La democracia en México está perdiendo terreno frente a la tendencia autoritaria. El problema radica en el distanciamiento de los partidos con la sociedad; en el pragmatismo que los ha llevado a prescindir de sus principios, así como en la baja calidad de sus dirigentes, candidatos y propuestas, lo cual redunda en la pérdida competitividad y el estancamiento de alternancia en el gobierno.

La considerada “emblemática” elección de gobernador en el Estado de México aporta aprendizajes significativos para la ciudadanía y los partidos: mientras la figura del presidente, el manejo de los programas sociales y la narrativa del “cambio” (poner fin a un siglo de control del corrupto PRI en la entidad) cosecharon un parte de los votos, del lado opositor la narrativa de fondo fue la icónica contraposición entre la democracia y el autoritarismo representado por el lopezobradorismo. En ambos casos, las candidatas, no fueron el factor determinante del voto.

La plataforma “Saber Votar”, en su evaluación de este proceso, aporta elementos para comprender qué sucedió: la mayoría de los votantes por Delfina fueron hombres (51.9%), por Alejandra del Moral, mujeres (56.9%); la mayoría de las personas con estudios superiores votó por Delfina, mientras que los de estudios medios y bajos por Alejandra; el sector menos participativo fueron los jóvenes de 18 a 20 años, mientras que el más participativo fueron personas de entre 46 y 60 años. Las personas con más ingresos votaron por Morena; y las de menos ingresos por la oposición.

Más del 50% de quienes votaron por ambas opciones tenían claro su voto antes de iniciar las campañas. Los motivados en apoyar a la 4T fueron el 48.3% de los votantes de Morena; mientras quienes votaron en contra de la 4T fueron el 55.4% de los simpatizantes del bloque. El voto de aprobación al presidente fue el (73.9%), mientras el voto de desaprobación del PRI y del gobernador Del Mazo fue el (49.8%), entre otras causas por la corrupción e inseguridad prevaleciente en la entidad.

El uso electorero de los programas sociales fue claro: por Delfina votó el 60.8% del padrón de beneficiaros de la Pensión para Adultos Mayores; el 66.3% de las Becas Benito Juárez para estudiantes; el Salario Rosa, el 50% para ambas candidatas; Jóvenes Construyendo el futuro, 63.1% por Delfina.

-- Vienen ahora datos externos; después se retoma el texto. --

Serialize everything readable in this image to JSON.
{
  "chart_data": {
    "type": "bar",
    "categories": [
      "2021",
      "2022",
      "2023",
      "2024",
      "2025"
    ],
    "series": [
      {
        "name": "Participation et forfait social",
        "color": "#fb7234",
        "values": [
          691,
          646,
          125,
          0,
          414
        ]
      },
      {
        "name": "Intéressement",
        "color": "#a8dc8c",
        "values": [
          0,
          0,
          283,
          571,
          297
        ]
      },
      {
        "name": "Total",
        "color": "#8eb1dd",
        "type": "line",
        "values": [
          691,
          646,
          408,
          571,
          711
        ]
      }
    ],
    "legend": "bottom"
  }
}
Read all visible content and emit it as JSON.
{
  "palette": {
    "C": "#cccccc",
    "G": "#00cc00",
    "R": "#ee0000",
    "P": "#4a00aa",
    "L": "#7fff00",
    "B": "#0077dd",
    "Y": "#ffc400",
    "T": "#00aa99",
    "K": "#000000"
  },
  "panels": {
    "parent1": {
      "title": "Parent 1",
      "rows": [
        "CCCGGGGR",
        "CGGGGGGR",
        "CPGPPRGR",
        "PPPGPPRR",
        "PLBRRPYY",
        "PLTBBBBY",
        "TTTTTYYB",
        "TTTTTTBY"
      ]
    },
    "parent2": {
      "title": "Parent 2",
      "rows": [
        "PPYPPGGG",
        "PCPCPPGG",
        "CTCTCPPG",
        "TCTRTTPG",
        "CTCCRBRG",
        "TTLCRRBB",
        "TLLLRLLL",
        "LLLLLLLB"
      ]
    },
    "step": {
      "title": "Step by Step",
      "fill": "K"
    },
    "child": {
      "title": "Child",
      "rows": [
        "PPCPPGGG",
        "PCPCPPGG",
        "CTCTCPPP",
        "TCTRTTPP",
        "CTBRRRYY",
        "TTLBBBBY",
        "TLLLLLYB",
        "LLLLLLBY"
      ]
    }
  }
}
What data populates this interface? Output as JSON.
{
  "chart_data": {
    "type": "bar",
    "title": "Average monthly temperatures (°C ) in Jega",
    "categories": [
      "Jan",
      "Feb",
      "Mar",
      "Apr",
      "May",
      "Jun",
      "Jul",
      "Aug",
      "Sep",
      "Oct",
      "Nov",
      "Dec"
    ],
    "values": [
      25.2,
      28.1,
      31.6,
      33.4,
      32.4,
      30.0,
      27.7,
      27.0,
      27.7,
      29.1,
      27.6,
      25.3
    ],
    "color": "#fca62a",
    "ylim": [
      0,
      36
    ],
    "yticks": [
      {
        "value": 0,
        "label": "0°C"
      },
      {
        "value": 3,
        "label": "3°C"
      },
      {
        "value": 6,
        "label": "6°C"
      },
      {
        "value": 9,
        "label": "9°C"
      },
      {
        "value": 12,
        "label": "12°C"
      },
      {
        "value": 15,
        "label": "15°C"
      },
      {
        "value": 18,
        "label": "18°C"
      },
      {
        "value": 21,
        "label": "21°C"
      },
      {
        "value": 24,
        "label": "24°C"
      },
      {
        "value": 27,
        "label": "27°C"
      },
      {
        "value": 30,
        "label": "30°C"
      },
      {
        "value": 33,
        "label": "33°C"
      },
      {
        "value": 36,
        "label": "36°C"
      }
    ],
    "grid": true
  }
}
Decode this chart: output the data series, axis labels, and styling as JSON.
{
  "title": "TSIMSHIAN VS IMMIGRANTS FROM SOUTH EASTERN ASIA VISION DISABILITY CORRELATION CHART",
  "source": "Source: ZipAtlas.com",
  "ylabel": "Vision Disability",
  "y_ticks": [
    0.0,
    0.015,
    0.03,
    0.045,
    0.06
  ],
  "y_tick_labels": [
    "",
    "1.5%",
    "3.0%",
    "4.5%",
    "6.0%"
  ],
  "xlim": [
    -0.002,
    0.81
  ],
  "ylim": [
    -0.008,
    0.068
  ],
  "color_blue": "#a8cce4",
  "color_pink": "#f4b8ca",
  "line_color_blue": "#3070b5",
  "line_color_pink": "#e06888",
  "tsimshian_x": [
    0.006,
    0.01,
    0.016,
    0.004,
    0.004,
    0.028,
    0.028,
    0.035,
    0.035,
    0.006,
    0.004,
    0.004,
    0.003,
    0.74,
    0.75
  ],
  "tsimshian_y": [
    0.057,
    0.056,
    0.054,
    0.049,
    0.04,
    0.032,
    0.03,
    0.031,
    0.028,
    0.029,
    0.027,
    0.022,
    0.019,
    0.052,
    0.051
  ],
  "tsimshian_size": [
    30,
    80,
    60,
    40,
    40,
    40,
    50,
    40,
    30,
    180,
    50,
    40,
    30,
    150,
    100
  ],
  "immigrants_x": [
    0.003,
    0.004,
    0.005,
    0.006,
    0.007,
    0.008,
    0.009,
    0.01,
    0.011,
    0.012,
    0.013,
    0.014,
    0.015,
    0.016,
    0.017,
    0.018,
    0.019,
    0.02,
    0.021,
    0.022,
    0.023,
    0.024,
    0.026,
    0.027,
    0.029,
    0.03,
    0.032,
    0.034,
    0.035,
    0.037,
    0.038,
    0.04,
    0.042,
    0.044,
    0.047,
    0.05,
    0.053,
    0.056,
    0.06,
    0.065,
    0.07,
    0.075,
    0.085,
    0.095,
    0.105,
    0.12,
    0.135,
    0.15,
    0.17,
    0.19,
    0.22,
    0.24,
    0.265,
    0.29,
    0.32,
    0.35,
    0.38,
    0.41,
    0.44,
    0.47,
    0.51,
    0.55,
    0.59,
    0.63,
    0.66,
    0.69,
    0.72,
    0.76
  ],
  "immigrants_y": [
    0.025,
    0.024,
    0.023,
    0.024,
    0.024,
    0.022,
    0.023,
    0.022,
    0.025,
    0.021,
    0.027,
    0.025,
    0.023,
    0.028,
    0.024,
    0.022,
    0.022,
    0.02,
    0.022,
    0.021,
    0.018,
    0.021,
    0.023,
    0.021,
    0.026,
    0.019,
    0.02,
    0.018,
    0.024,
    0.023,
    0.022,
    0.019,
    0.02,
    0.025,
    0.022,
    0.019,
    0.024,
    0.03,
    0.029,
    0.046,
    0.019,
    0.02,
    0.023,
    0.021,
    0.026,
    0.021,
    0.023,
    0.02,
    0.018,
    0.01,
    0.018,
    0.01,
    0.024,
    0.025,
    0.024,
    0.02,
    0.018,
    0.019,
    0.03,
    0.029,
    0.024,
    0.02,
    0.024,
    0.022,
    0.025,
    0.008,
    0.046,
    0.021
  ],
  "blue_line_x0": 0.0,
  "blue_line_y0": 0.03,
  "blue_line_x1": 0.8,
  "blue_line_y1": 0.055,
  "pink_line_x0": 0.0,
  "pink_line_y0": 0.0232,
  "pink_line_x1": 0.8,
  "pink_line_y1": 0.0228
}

Siendo tan emblemática esta elección, la participación ciudadana no alcanzó el 50% del padrón electoral, lo que incrementó en un 25% el costo de cada voto, respecto de la elección anterior. Esto exhibe la pérdida de capacidad competitiva de los partidos y su incapacidad para enriquecer la democracia con propuestas atractivas.

Persistió la compra de votos, la amenaza a los votantes, la inflación artificial del padrón electoral, el uso electorero de los programas sociales, el uso partidista de la estructura gubernamental; la ilegal intromisión del presidente y de altos funcionarios públicos en las elecciones, como la omisión de sanciones de las autoridades electorales.

Pero la parte más significativa ha sido prescindir de la sociedad en las tareas de gobierno, priorizando los intereses, consignas y prejuicios ideológicos del líder, lo que motiva su ausencia social en las urnas; empobrece la democracia y eleva sus costos económicos, acercándonos a la inmovilidad autoritaria.

Si la oposición pretende competir en 2024 requiere escuchar a la sociedad y promover el bien común, antes que los intereses grupales o partidistas.